Newly released 911 calls from the July 14 Marco Polo high-rise fire offer a harrowing glimpse of what it was like to be caught in the seven-alarm blaze, which killed four people and caused at least $100 million in damage.
One of the calls, released Thursday night by the Honolulu Fire Department, detailed the final moments of Britt Reller, a 54-year-old Hawaiian Airlines manager who was one of those killed.
Other calls came from a frustrated person trapped in a 26th-floor smoke-filled apartment, near where the fire began. A man in unit 2604 said he was stuck in the unit and could “hear the fire.” He was told to “shelter in place” during his second 911 call.
Another man called to report seeing a woman, trapped in an oceanside 24th-floor unit, waving a white towel. A man in a 32nd-floor unit said he couldn’t hear directions from a police officer using a bullhorn on the ground.
All seven of the calls are poignant, but the three-minute, 25-second exchange between a 911 operator and a Hawaiian Airlines employee, who was on another line with Reller, best illustrates how quickly the flames and smoke overwhelmed residents. At two minutes and 18 seconds into the call, the Hawaiian Air employee loses contact with her friend Reller, who lived in unit 2613. Here are snippets of that call:
Hawaiian Airlines employee: “He’s under the bed.”
Dispatcher: “OK. You know what, the smoke might come inside his unit. So the best thing would be if he knows how to get out to the balcony — hold his breath and run out to the balcony. I mean, unless he’s still safe over there where he is. Is his door closed to the room and he has it blocked underneath the door so the smoke doesn’t come in?”
Hawaiian Airlines employee: “Um, I’m not sure. Britt, is your door shut? Do you have something blocking the air from underneath the door? Oh, shoot! He hung up.”
Dispatcher: “Did he hang up?’
Hawaiian Airlines employee: “I don’t know. I lost him. Let me try again. He just keeps yelling, ‘Help, help!’ And he’s under the bed.”
Dispatcher: “Oh, OK. How old is he?”
Hawaiian Airlines employee: “He has like an 85-year-old mom and dog, and he doesn’t know if they are in another room. He was in the shower when it happened. He doesn’t know where they are.”
Dispatcher: “OK, we’re checking the whole floor, but we got to put out the fire first, yeah, and then we’ll go knocking on every door.”
Hawaiian Airlines employee: “OK. Someone is in 2613, if you guys can check.”
Dispatcher: “OK, yeah, we’re going to check all the units on that floor, ma’am. I’m just letting you know and hopefully he’s OK.”
But he wasn’t OK.
Reller’s older brother, Phil, said he arrived at the Marco Polo around 3 p.m. and reported that there was a person alive in 2613. Phil Reller said firefighters put his brother’s unit at the top of the list, but by 7 p.m. still hadn’t managed to work their way there.
As he waited on the Marco Polo grounds fronting his brother’s apartment on the day of the tragedy, Reller said he stood with outstretched hands wishing that his brother could hear him. Reller said he told his brother, “Come on, Britt, I’ll catch you” — words he’d often said in their youth as they played in the pool.

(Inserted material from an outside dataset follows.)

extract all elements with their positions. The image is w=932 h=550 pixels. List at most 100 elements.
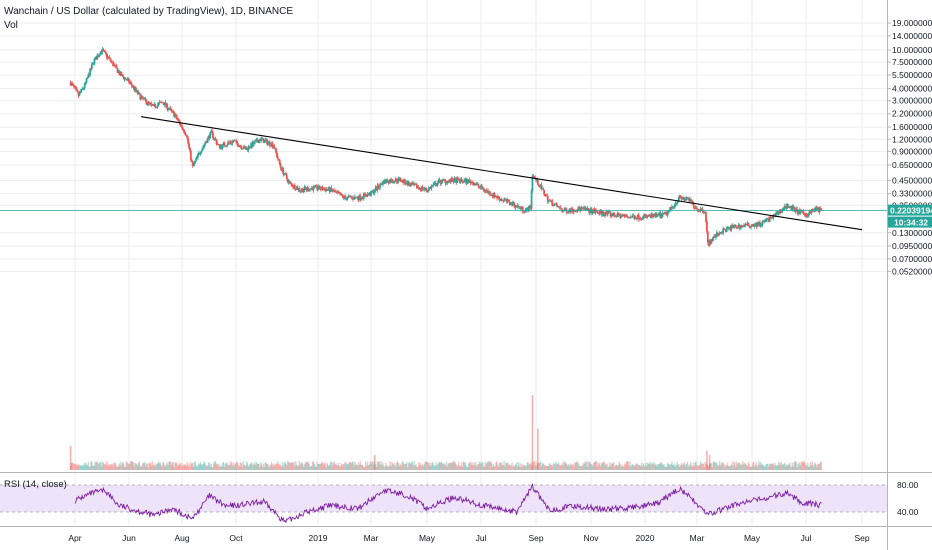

Sometime after, officials notified Reller that his brother had died along with their 87-year-old mother, Jean Dilley, who also lived in the unit. Reller said their death certificates pegged the cause on conflagration injuries — a forensic term used for destructive fires that make death almost instantaneous. Reller said his family also has received the seven 911 calls.
“Listening was very difficult — imagining the situation that he and my mother and the other people were in. There’s always the hope that the pain will be minimal, but from the sounds of things, it wasn’t,” he said. “Visualizing the circumstances of the victims’ final minutes was very difficult.”

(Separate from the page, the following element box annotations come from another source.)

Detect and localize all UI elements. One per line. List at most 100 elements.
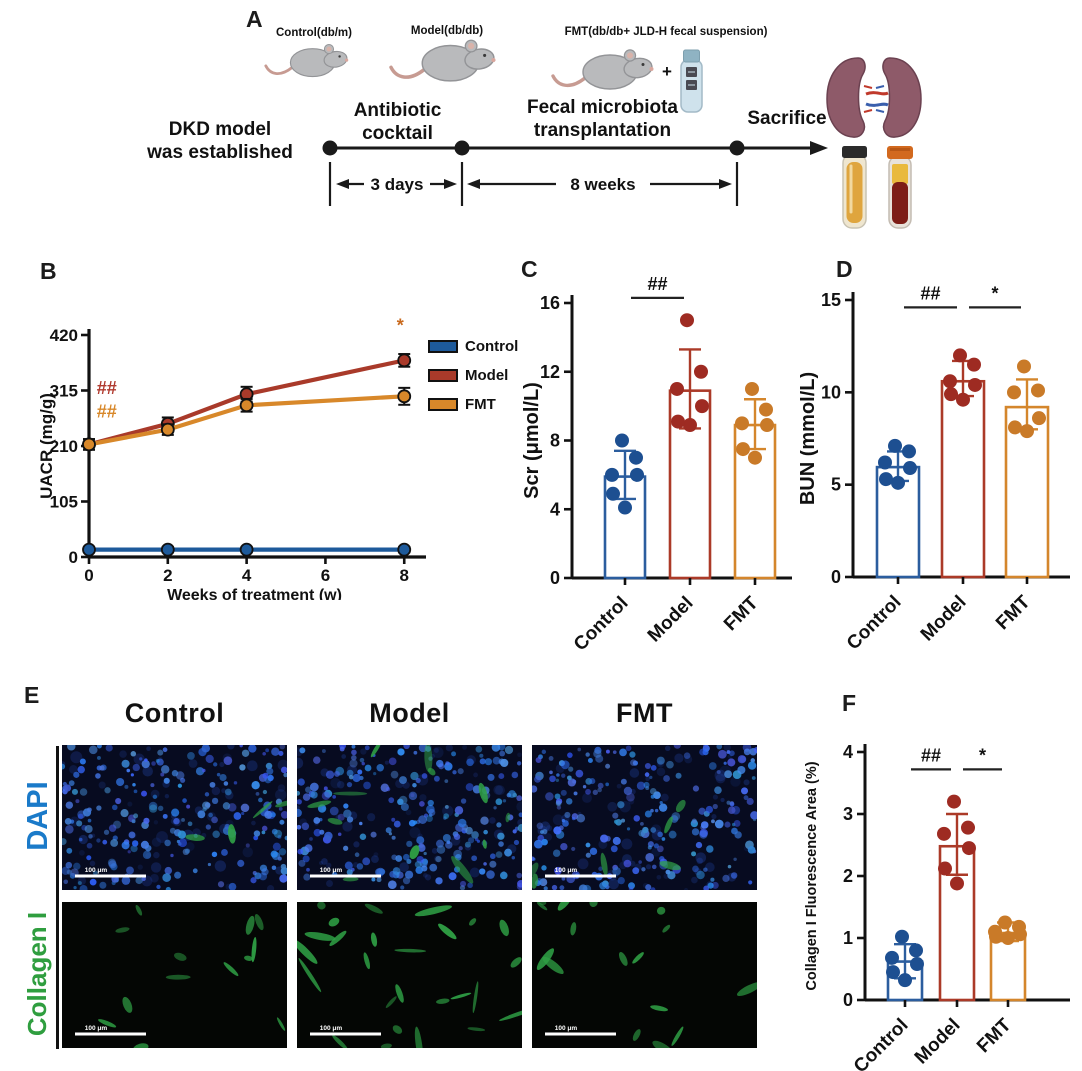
svg-text:##: ## bbox=[921, 745, 941, 765]
panel-a-graphics bbox=[264, 39, 922, 229]
chart-uacr: 0 105 210 315 420 0 2 4 6 8 Weeks of treatment (w)… bbox=[38, 315, 426, 600]
micrograph-collagen-fmt: 100 μm bbox=[532, 902, 757, 1048]
svg-text:1: 1 bbox=[843, 928, 853, 948]
legend-label: FMT bbox=[465, 396, 496, 413]
svg-text:Control: Control bbox=[850, 1015, 913, 1071]
mouse-fmt-label: FMT(db/db+ JLD-H fecal suspension) bbox=[564, 26, 768, 38]
svg-text:##: ## bbox=[920, 283, 940, 303]
svg-text:5: 5 bbox=[831, 475, 841, 495]
row-label-divider bbox=[56, 746, 59, 1049]
svg-text:100 μm: 100 μm bbox=[85, 1025, 108, 1032]
panel-e-label: E bbox=[24, 682, 40, 708]
svg-text:Collagen I Fluorescence Area (: Collagen I Fluorescence Area (%) bbox=[804, 761, 820, 990]
svg-text:Weeks of treatment (w): Weeks of treatment (w) bbox=[167, 587, 342, 600]
svg-text:100 μm: 100 μm bbox=[85, 867, 108, 874]
antibiotic-cocktail-label: Antibiotic cocktail bbox=[353, 100, 442, 144]
svg-text:100 μm: 100 μm bbox=[320, 1025, 343, 1032]
svg-text:##: ## bbox=[647, 274, 667, 294]
svg-text:0: 0 bbox=[843, 990, 853, 1010]
row-label-dapi: DAPI bbox=[22, 781, 54, 851]
mouse-control-label: Control(db/m) bbox=[275, 27, 352, 39]
mouse-fmt-illustration bbox=[551, 49, 654, 90]
svg-text:Model: Model bbox=[911, 1015, 965, 1069]
svg-text:105: 105 bbox=[50, 493, 78, 512]
kidneys-icon bbox=[826, 57, 922, 138]
svg-text:2: 2 bbox=[843, 866, 853, 886]
svg-text:10: 10 bbox=[821, 382, 841, 402]
svg-text:8: 8 bbox=[400, 566, 409, 585]
micrograph-dapi-fmt: 100 μm bbox=[532, 745, 757, 890]
blood-tube-icon bbox=[887, 146, 913, 229]
svg-text:210: 210 bbox=[50, 437, 78, 456]
svg-text:420: 420 bbox=[50, 326, 78, 345]
svg-text:##: ## bbox=[97, 378, 117, 398]
svg-text:100 μm: 100 μm bbox=[555, 1025, 578, 1032]
svg-text:100 μm: 100 μm bbox=[320, 867, 343, 874]
chart-scr: 0 4 8 12 16 Scr (μmol/L) Control Model FMT ## bbox=[521, 274, 792, 656]
svg-text:0: 0 bbox=[831, 567, 841, 587]
mouse-model-label: Model(db/db) bbox=[410, 25, 484, 37]
legend-item: Control bbox=[428, 332, 518, 361]
svg-text:15: 15 bbox=[821, 290, 841, 310]
svg-text:*: * bbox=[991, 283, 998, 303]
plus-sign: + bbox=[662, 62, 672, 81]
dkd-model-label: DKD model was established bbox=[147, 119, 293, 163]
svg-text:6: 6 bbox=[321, 566, 330, 585]
urine-tube-icon bbox=[842, 146, 867, 229]
svg-text:FMT: FMT bbox=[720, 592, 763, 635]
svg-text:Model: Model bbox=[644, 593, 698, 647]
svg-text:*: * bbox=[979, 745, 986, 765]
row-label-collagen: Collagen I bbox=[22, 911, 52, 1037]
svg-text:16: 16 bbox=[540, 293, 560, 313]
chart-uacr-legend: Control Model FMT bbox=[428, 332, 518, 419]
panel-a-label: A bbox=[246, 6, 263, 32]
svg-text:4: 4 bbox=[550, 499, 560, 519]
column-header-fmt: FMT bbox=[616, 698, 673, 728]
mouse-model-illustration bbox=[389, 39, 496, 82]
svg-text:*: * bbox=[397, 315, 404, 335]
svg-text:4: 4 bbox=[242, 566, 252, 585]
chart-bun: 0 5 10 15 BUN (mmol/L) Control Model FMT ## * bbox=[800, 283, 1070, 655]
column-header-model: Model bbox=[369, 698, 450, 728]
panel-d-label: D bbox=[836, 256, 853, 282]
svg-text:315: 315 bbox=[50, 382, 78, 401]
duration-8weeks-label: 8 weeks bbox=[570, 175, 636, 194]
svg-text:FMT: FMT bbox=[973, 1014, 1016, 1057]
svg-text:Control: Control bbox=[843, 592, 906, 655]
timeline bbox=[322, 140, 828, 206]
svg-text:Model: Model bbox=[917, 592, 971, 646]
sacrifice-label: Sacrifice bbox=[747, 108, 827, 129]
fmt-step-label: Fecal microbiota transplantation bbox=[527, 97, 678, 141]
micrograph-dapi-control: 100 μm bbox=[62, 745, 287, 890]
svg-text:12: 12 bbox=[540, 362, 560, 382]
micrograph-collagen-model: 100 μm bbox=[297, 902, 522, 1048]
svg-text:8: 8 bbox=[550, 431, 560, 451]
legend-item: FMT bbox=[428, 390, 518, 419]
svg-text:Scr (μmol/L): Scr (μmol/L) bbox=[521, 382, 543, 499]
svg-text:UACR (mg/g): UACR (mg/g) bbox=[38, 393, 56, 499]
micrograph-dapi-model: 100 μm bbox=[297, 745, 522, 890]
chart-collagen-area: 0 1 2 3 4 Collagen I Fluorescence Area (%) Con… bbox=[804, 742, 1070, 1071]
svg-text:0: 0 bbox=[69, 548, 78, 567]
panel-c-label: C bbox=[521, 256, 538, 282]
column-header-control: Control bbox=[124, 698, 225, 728]
legend-label: Control bbox=[465, 338, 519, 355]
panel-f-label: F bbox=[842, 690, 857, 716]
legend-label: Model bbox=[465, 367, 509, 384]
micrograph-collagen-control: 100 μm bbox=[62, 902, 287, 1048]
svg-text:3: 3 bbox=[843, 804, 853, 824]
duration-3days-label: 3 days bbox=[370, 175, 424, 194]
panel-b-label: B bbox=[40, 258, 57, 284]
fecal-suspension-vial-icon bbox=[680, 49, 703, 113]
svg-text:FMT: FMT bbox=[992, 591, 1035, 634]
svg-text:##: ## bbox=[97, 401, 117, 421]
svg-text:2: 2 bbox=[163, 566, 172, 585]
legend-item: Model bbox=[428, 361, 518, 390]
mouse-control-illustration bbox=[264, 43, 349, 78]
legend-swatch bbox=[428, 340, 458, 353]
svg-text:Control: Control bbox=[570, 593, 633, 656]
svg-text:100 μm: 100 μm bbox=[555, 867, 578, 874]
legend-swatch bbox=[428, 369, 458, 382]
svg-text:0: 0 bbox=[84, 566, 93, 585]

A neighbor, Joann M. Kuwata, 71, also died that night. Marilyn Van Gieson, an 81-year-old woman who was disabled and waited in her 32nd-floor condo for four hours for firefighters to rescue her, died 20 days later at Straub Medical Center.

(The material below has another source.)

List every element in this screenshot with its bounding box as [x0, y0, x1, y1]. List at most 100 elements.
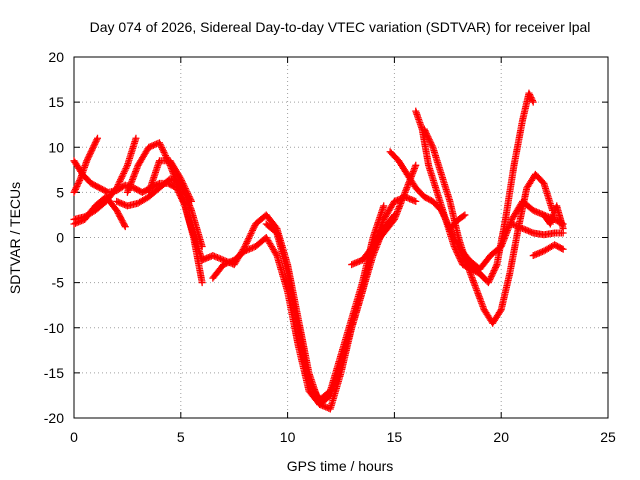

The building, at 2333 Kapiolani Blvd. next to Ala Wai Community Park, was built in 1971 before the city began requiring sprinkler systems. The fire caused damage to more than 80 of the 568 units, including 30 that were destroyed, mostly on the 26th through 28th floors. About 130 firefighters responded to the fire. In October the investigators ruled that the official cause of the fire was “undetermined” because of “extensive damage” in unit 2602, where the blaze began.